Já em norma específica, o DECEA regula a ‘operação de aeromodelos fora das áreas adequadas para a prática do aeromodelismo’ (?), autorizando o uso de espaços aéreos definidos como não navegáveis, ou, ‘sombras’, de até 30 m ao redor de prédios ou instalações. Seria de interesse público (e de sua competência) reduzir a segurança, o sossego e a privacidade das pessoas em geral, exatamente nas proximidades de suas residências ou locais de trabalho? E isso, em nome da diversão de uns tantos?
Cabe ainda mencionar que a homologação de drones (sic) pela ANATEL, na realidade, dos equipamentos de radiocomunicação, visa a garantir que as frequências e potências utilizadas não interfiram em outros serviços de telecomunicações, sem oferecer qualquer tipo de proteção a este “elo mais fraco da cadeia sistêmica”, tal como ocorre com os conhecidos links wi-fi de acesso à internet.

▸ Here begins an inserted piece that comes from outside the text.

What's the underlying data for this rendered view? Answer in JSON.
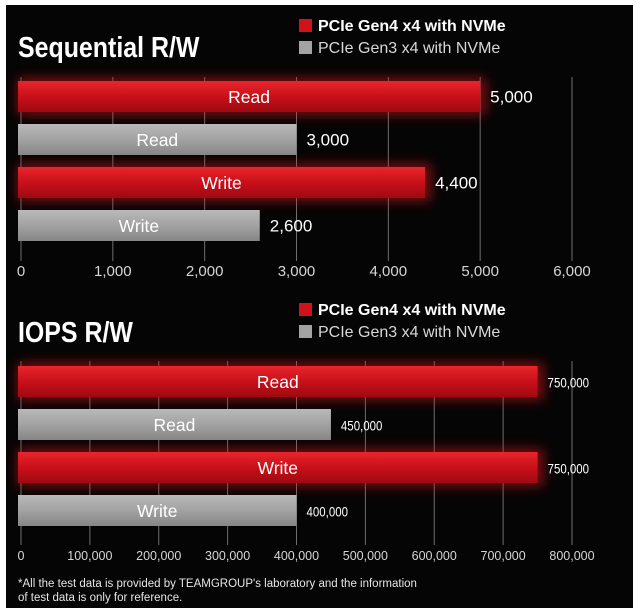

Em espaços confinados, como estádios, arenas e centros de convenção, não sujeitos a regulamentação e fiscalização pela ANAC ou DECEA, a operação de drones, ainda que com aparelhos de menor peso e a menores velocidades (nem sempre…), pode envolver energias de 1.000-4.000 uE, condição para acidentes de altíssima severidade, em caso de perda de controle por falha na radiocomunicação ou manobra arriscada do operador.
Notar que não estamos tratando (ainda) de mal intencionados, hackers, criminosos ou terroristas, para os quais os drones podem constituir poderosas (e aterradoras) ferramentas de trabalho. Por ora, isto pode nos tranquilizar, ou nos preocupar ainda mais.

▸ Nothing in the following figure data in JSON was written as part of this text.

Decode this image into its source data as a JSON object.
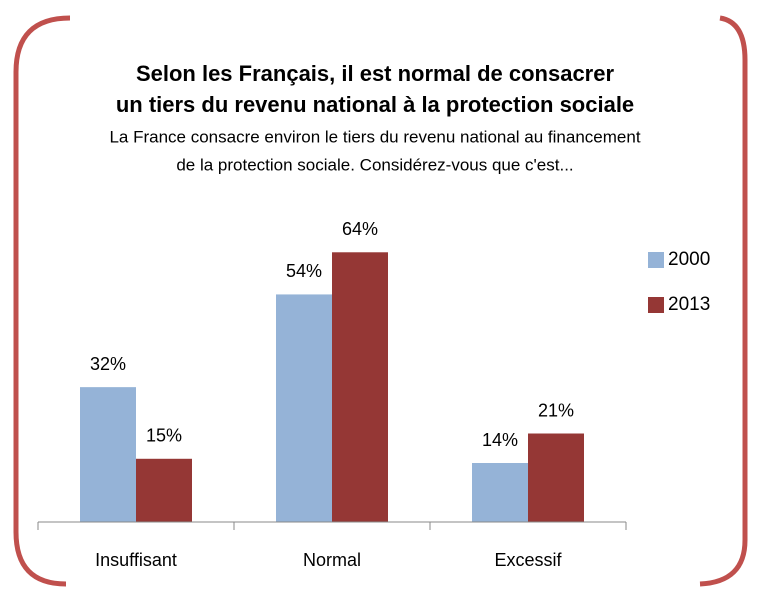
{
  "chart_data": {
    "type": "bar",
    "title": [
      "Selon les Français, il est normal de consacrer",
      "un tiers du revenu national à la protection sociale"
    ],
    "subtitle": [
      "La France consacre environ le tiers du revenu national au financement",
      "de la protection sociale. Considérez-vous que c'est..."
    ],
    "categories": [
      "Insuffisant",
      "Normal",
      "Excessif"
    ],
    "series": [
      {
        "name": "2000",
        "color": "#95b3d7",
        "values": [
          32,
          54,
          14
        ],
        "value_labels": [
          "32%",
          "54%",
          "14%"
        ]
      },
      {
        "name": "2013",
        "color": "#953735",
        "values": [
          15,
          64,
          21
        ],
        "value_labels": [
          "15%",
          "64%",
          "21%"
        ]
      }
    ],
    "ylim": [
      0,
      70
    ],
    "legend": "right"
  }
}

O atento leitor deve ter percebido que se trata aqui de equipamentos, na realidade, de sistemas, de alta complexidade e que envolvem múltiplas disciplinas e tecnologias, além do fator humano, cujas falhas ou operação incorreta podem representar perigos reais à população em geral. Uma atitude de certo “laissez-faire” por parte dos reguladores, em tal contexto, não é de fácil compreensão.
É evidente e urgente a necessidade de debates mais amplos e do estabelecimento de políticas públicas relativas ao tema, dos quais participem segmentos diversificados da sociedade, seus agentes especializados, como, os do direito aeronáutico e das tecnologias de informação e comunicação, da segurança pública e privada, das agremiações de pilotos e de outros serviços aéreos tripulados e, antes que venham a acontecer, da prevenção e investigação de acidentes aeronáuticos.
Caso contrário, podemos voltar a Shakespeare, 1600, com ‘mais coisas entre o céu e a terra do que supõe a nossa vã filosofia’. Só que, desta vez, com riscos mais tangíveis e menos filosóficos.